Holland spoke to her role as president of the Penn State Black Caucus working on issues related to the safety and well-being of Black students at Penn State, and also as co-chair of the new task force tasked with a full review of the Student Code of Conduct. Holland said she and her co-chair – Shoba Sivaprasad Wadhia, associate dean for Diversity, Equity and Inclusion at Penn State Law – are reviewing potential methods for holding students accountable for hate speech and how the Student Code of Conduct can further protect marginalized students.

“What we’re hearing today mirrors what we’ve been hearing from students,” Clark said, explaining that DUS advisers like herself work across a large swath of incoming students.

Clarke said she and her colleagues have seen a “disparate impact,” with some students struggling with lack of access to technology, internet service and a productive learning environment. She described a conversation with one student who has been looking after four siblings — each under the age of 10 — while his parents work during the day, making it difficult for him to find time to devote to his studies. Clarke also spoke to the positive impact that academic safety nets, such as an alternative grading system, and culturally competent counselors can have on the success of underrepresented and first-generation students.
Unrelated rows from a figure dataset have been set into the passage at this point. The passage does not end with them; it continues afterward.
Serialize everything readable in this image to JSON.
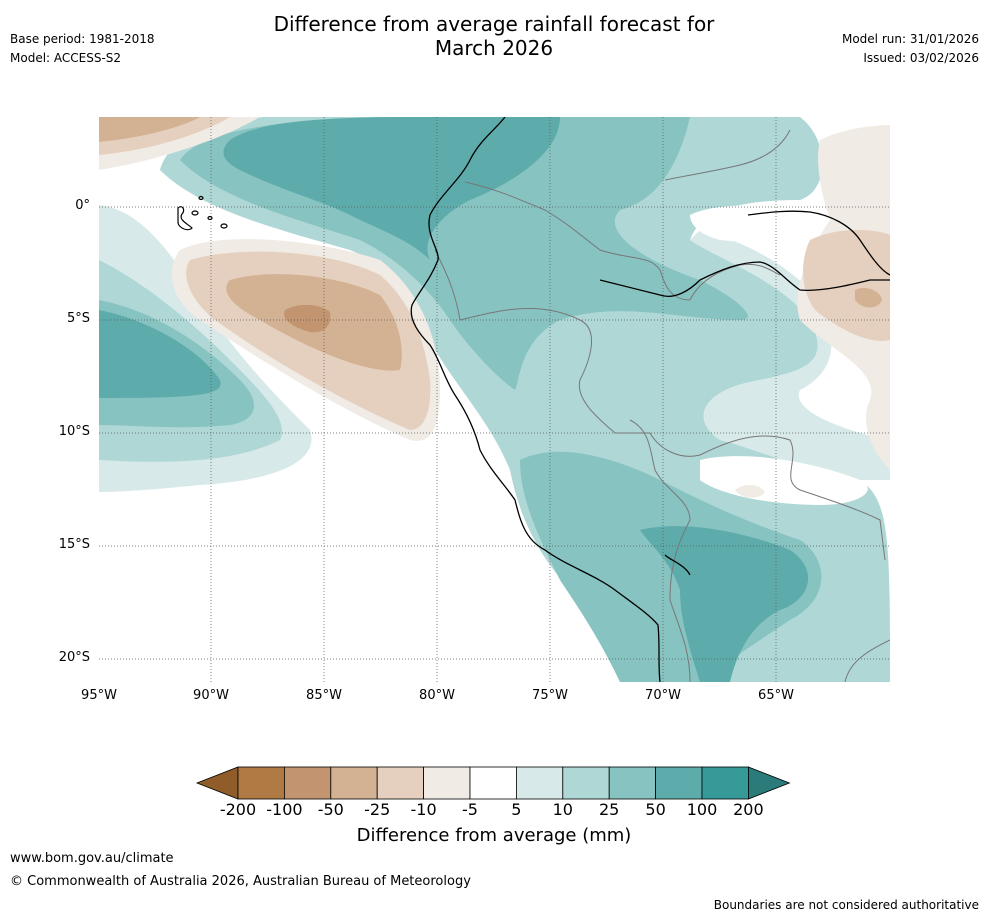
{
  "header": {
    "title_line1": "Difference from average rainfall forecast for",
    "title_line2": "March 2026",
    "base_period": "Base period: 1981-2018",
    "model": "Model: ACCESS-S2",
    "model_run": "Model run: 31/01/2026",
    "issued": "Issued: 03/02/2026"
  },
  "map": {
    "lat_labels": [
      "0°",
      "5°S",
      "10°S",
      "15°S",
      "20°S"
    ],
    "lon_labels": [
      "95°W",
      "90°W",
      "85°W",
      "80°W",
      "75°W",
      "70°W",
      "65°W"
    ]
  },
  "colorbar": {
    "ticks": [
      "-200",
      "-100",
      "-50",
      "-25",
      "-10",
      "-5",
      "5",
      "10",
      "25",
      "50",
      "100",
      "200"
    ],
    "colors": [
      "#905c29",
      "#b07a44",
      "#c29470",
      "#d3b193",
      "#e5d0bf",
      "#f1ebe5",
      "#ffffff",
      "#d7e9e8",
      "#aed7d6",
      "#87c3c1",
      "#5dacab",
      "#359a98",
      "#2a7b7a"
    ],
    "title": "Difference from average (mm)"
  },
  "footer": {
    "website": "www.bom.gov.au/climate",
    "copyright": "© Commonwealth of Australia 2026, Australian Bureau of Meteorology",
    "disclaimer": "Boundaries are not considered authoritative"
  }
}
Trustee Steven Wagman, the immediate past president of the Penn State Alumni Association, said the conversation helped illustrate why the University’s Back to State plan will benefit students in need by giving them access to a safe and supportive campus learning environment.

“It’s something we need to do for a lot of good reasons around our students and making sure they can be successful,” Wagman said. “This is incumbent on everyone to make sure that we can open up safely and that all of our students respect the rules of the road for COVID, including masks and distancing, so all of our students can be successful.”